Johnson Is All Apologies Before Parliament After ‘Partygate’ Fine

Johnson Is All Apologies Before Parliament After ‘Partygate’ Fine

“If it’s OK for the prime minister to say whatever they want when questioned by the House of Commons and then just say ‘Oh well, I genuinely thought that was true and now I realize that it’s not,’ then there is no actual mechanism for the House of Commons to hold the government to account,” she said.

Mr. Johnson will face a vote on Thursday on whether his conduct should be referred to a formal parliamentary investigation. With a roughly 80-seat Conservative majority, that is highly unlikely to happen. But it will have the effect of putting Conservative lawmakers on the record in their support of Mr. Johnson — something that opponents could use against them in future elections.

On Tuesday, opposition leaders offered a tangy foretaste of those attacks.

“A lawbreaking prime minister — just dwell on this,” said Ian Blackford, the leader of Scottish National Party in the British Parliament. “A prime minister who has broken the law and remains under investigation over additional lawbreaking. Not just a lawbreaker, a serial offender. If he has any decency, any dignity, he would not just apologize; he would resign.”

Nor are critics impressed with the way that Mr. Johnson’s allies have compared the fine he was given for breaking lockdown laws with a speeding ticket. The prime minister steered clear of that comparison on Tuesday.

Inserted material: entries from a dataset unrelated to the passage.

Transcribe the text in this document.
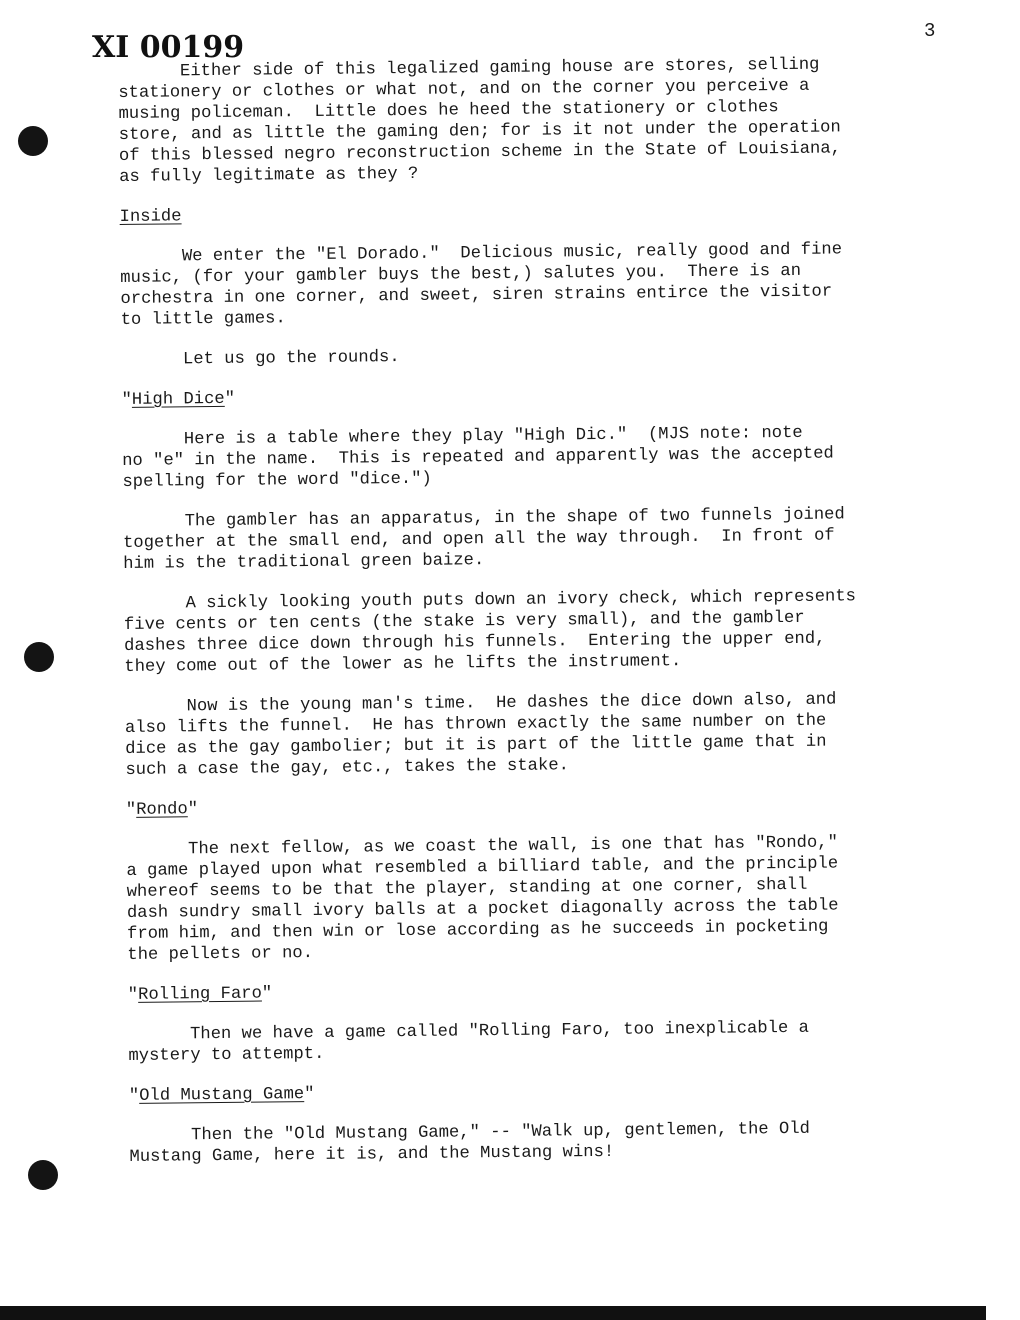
XI 00199	3
Either side of this legalized gaming house are stores, selling
stationery or clothes or what not, and on the corner you perceive a
musing policeman.  Little does he heed the stationery or clothes
store, and as little the gaming den; for is it not under the operation
of this blessed negro reconstruction scheme in the State of Louisiana,
as fully legitimate as they ?
Inside
We enter the "El Dorado."  Delicious music, really good and fine
music, (for your gambler buys the best,) salutes you.  There is an
orchestra in one corner, and sweet, siren strains entirce the visitor
to little games.
Let us go the rounds.
"High Dice"
Here is a table where they play "High Dic."  (MJS note: note
no "e" in the name.  This is repeated and apparently was the accepted
spelling for the word "dice.")
The gambler has an apparatus, in the shape of two funnels joined
together at the small end, and open all the way through.  In front of
him is the traditional green baize.
A sickly looking youth puts down an ivory check, which represents
five cents or ten cents (the stake is very small), and the gambler
dashes three dice down through his funnels.  Entering the upper end,
they come out of the lower as he lifts the instrument.
Now is the young man's time.  He dashes the dice down also, and
also lifts the funnel.  He has thrown exactly the same number on the
dice as the gay gambolier; but it is part of the little game that in
such a case the gay, etc., takes the stake.
"Rondo"
The next fellow, as we coast the wall, is one that has "Rondo,"
a game played upon what resembled a billiard table, and the principle
whereof seems to be that the player, standing at one corner, shall
dash sundry small ivory balls at a pocket diagonally across the table
from him, and then win or lose according as he succeeds in pocketing
the pellets or no.
"Rolling Faro"
Then we have a game called "Rolling Faro, too inexplicable a
mystery to attempt.
"Old Mustang Game"
Then the "Old Mustang Game," -- "Walk up, gentlemen, the Old
Mustang Game, here it is, and the Mustang wins!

For the critics, the biggest cost of the scandal may be diminished public trust in government. Covid restrictions were particularly hard on families with relatives who ended up in the hospital, where they sometimes died alone, barred from seeing their loved ones. Many of those people have expressed outrage that Mr. Johnson and his colleagues, who imposed those rules, did not abide by them.

“In our strange Constitution, all depends on public feeling,” Professor Bogdanor said. “If the public feels strongly enough, they could compel a prime ministerial resignation by writing to their M.P.s, by Conservative voluntary workers refusing to do voluntary work, and by votes in the local elections.”

As it happens, Britain will hold local elections on May 5. They loom as perhaps the ultimate test of whether Mr. Johnson will survive this scandal.